Sedrick Huckaby: Works for Sale, Upcoming Auctions & Past Results

Sedrick Huckaby

American  •  b. 1975

Biography

Friends, family and neighbors serve as the subjects of Sedrick Huckaby’s art. Drawing people he knows, the Fort Worth-based artist monumentalizes the ordinary person. Huckaby, whose approach to portraiture connects him to artists as diverse as Lucien Freud, Alice Neel, Henry Taylor and Kerry James Marshall, considers the creative act of painting and drawing as a form of thinking.
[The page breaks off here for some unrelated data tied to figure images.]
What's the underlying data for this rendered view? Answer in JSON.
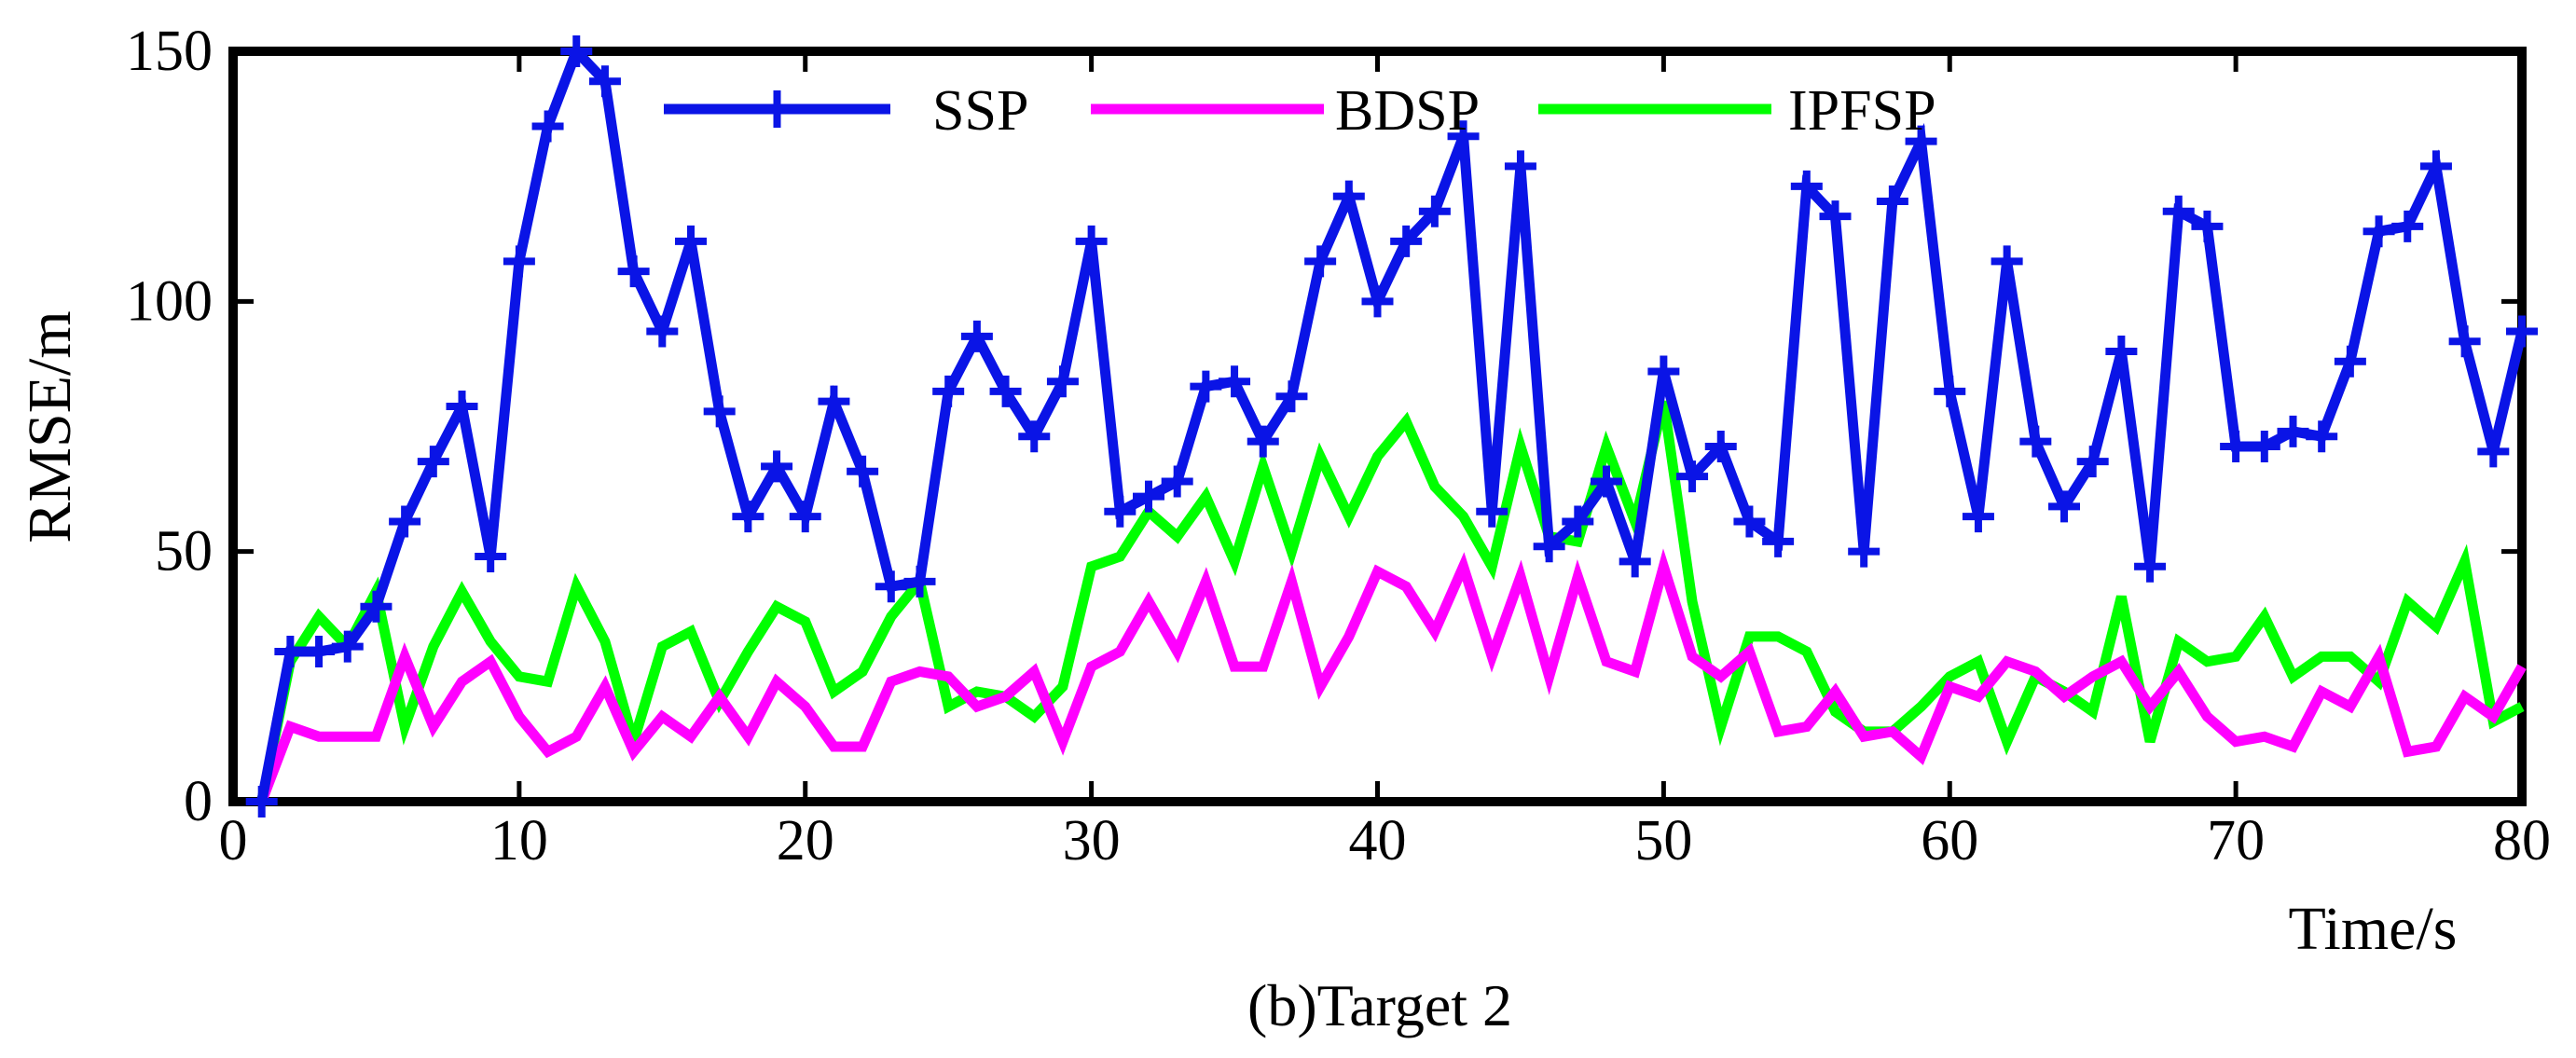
{
  "chart_data": {
    "type": "line",
    "title": "",
    "caption": "(b)Target 2",
    "xlabel": "Time/s",
    "ylabel": "RMSE/m",
    "xlim": [
      0,
      80
    ],
    "ylim": [
      0,
      150
    ],
    "x_ticks": [
      0,
      10,
      20,
      30,
      40,
      50,
      60,
      70,
      80
    ],
    "y_ticks": [
      0,
      50,
      100,
      150
    ],
    "grid": false,
    "legend_position": "top",
    "x": [
      1,
      2,
      3,
      4,
      5,
      6,
      7,
      8,
      9,
      10,
      11,
      12,
      13,
      14,
      15,
      16,
      17,
      18,
      19,
      20,
      21,
      22,
      23,
      24,
      25,
      26,
      27,
      28,
      29,
      30,
      31,
      32,
      33,
      34,
      35,
      36,
      37,
      38,
      39,
      40,
      41,
      42,
      43,
      44,
      45,
      46,
      47,
      48,
      49,
      50,
      51,
      52,
      53,
      54,
      55,
      56,
      57,
      58,
      59,
      60,
      61,
      62,
      63,
      64,
      65,
      66,
      67,
      68,
      69,
      70,
      71,
      72,
      73,
      74,
      75,
      76,
      77,
      78,
      79,
      80
    ],
    "series": [
      {
        "name": "SSP",
        "color": "#0a14e6",
        "marker": "plus",
        "values": [
          0,
          30,
          30,
          31,
          39,
          56,
          68,
          79,
          49,
          108,
          135,
          150,
          144,
          106,
          94,
          112,
          78,
          57,
          67,
          57,
          80,
          66,
          43,
          44,
          82,
          93,
          82,
          73,
          84,
          112,
          58,
          61,
          64,
          83,
          84,
          72,
          81,
          108,
          121,
          100,
          112,
          118,
          133,
          58,
          127,
          51,
          56,
          64,
          48,
          86,
          65,
          71,
          56,
          52,
          123,
          117,
          50,
          120,
          132,
          82,
          57,
          108,
          72,
          59,
          68,
          90,
          47,
          118,
          115,
          71,
          71,
          74,
          73,
          88,
          114,
          115,
          127,
          92,
          70,
          94
        ]
      },
      {
        "name": "BDSP",
        "color": "#ff00ff",
        "marker": "none",
        "values": [
          0,
          15,
          13,
          13,
          13,
          29,
          15,
          24,
          28,
          17,
          10,
          13,
          23,
          10,
          17,
          13,
          21,
          13,
          24,
          19,
          11,
          11,
          24,
          26,
          25,
          19,
          21,
          26,
          12,
          27,
          30,
          40,
          30,
          44,
          27,
          27,
          44,
          23,
          33,
          46,
          43,
          34,
          47,
          29,
          45,
          25,
          45,
          28,
          26,
          47,
          29,
          25,
          30,
          14,
          15,
          22,
          13,
          14,
          9,
          23,
          21,
          28,
          26,
          21,
          25,
          28,
          19,
          26,
          17,
          12,
          13,
          11,
          22,
          19,
          29,
          10,
          11,
          21,
          17,
          27
        ]
      },
      {
        "name": "IPFSP",
        "color": "#00ff00",
        "marker": "none",
        "values": [
          0,
          28,
          37,
          31,
          42,
          15,
          31,
          42,
          32,
          25,
          24,
          43,
          32,
          12,
          31,
          34,
          20,
          30,
          39,
          36,
          22,
          26,
          37,
          44,
          19,
          22,
          21,
          17,
          23,
          47,
          49,
          58,
          53,
          61,
          48,
          67,
          50,
          69,
          57,
          69,
          76,
          63,
          57,
          47,
          71,
          53,
          52,
          71,
          56,
          80,
          40,
          15,
          33,
          33,
          30,
          18,
          14,
          14,
          19,
          25,
          28,
          12,
          25,
          22,
          18,
          41,
          12,
          32,
          28,
          29,
          37,
          25,
          29,
          29,
          24,
          40,
          35,
          48,
          16,
          19
        ]
      }
    ]
  }
}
In his recent solo debut in New York at Steven Harvey Fine Art Projects in 2017, Huckaby presented lithographs from his The 99% Project series from 2012-2013. Consisting of paintings and drawings, the series aimed at making visible the invisible by representing the voice of a community not traditionally imaged in portraiture. Huckaby has become known for his use of impasto paint to create murals evocative of traditional quilts, as well as working with images of quilts as background components of his portraits. In a similar vein, he considered The 99% Project to be like a quilt, so that these individual voices were heard as one unified community. Many of the sheets also feature transcribed sentences and phrases of the things his subjects said during the sitting. “Huckaby’s art is the result of his desire to give his subjects a face and a voice,” John Yau has observed, and it is this that infuses these portraits with a remarkable immediacy and presence.

Insights

  • Selected honors: Mitchell Foundation Painters and Sculptors Grant (2014), Texas State Visual Artist (2018), Beth Lea Clardy Memorial Award (2004)

“My work has always been about African-American culture, family, and heritage. Some of the early works were paintings of different family members, sort of large-scale portraits that aggrandized ordinary people and things related to our family.”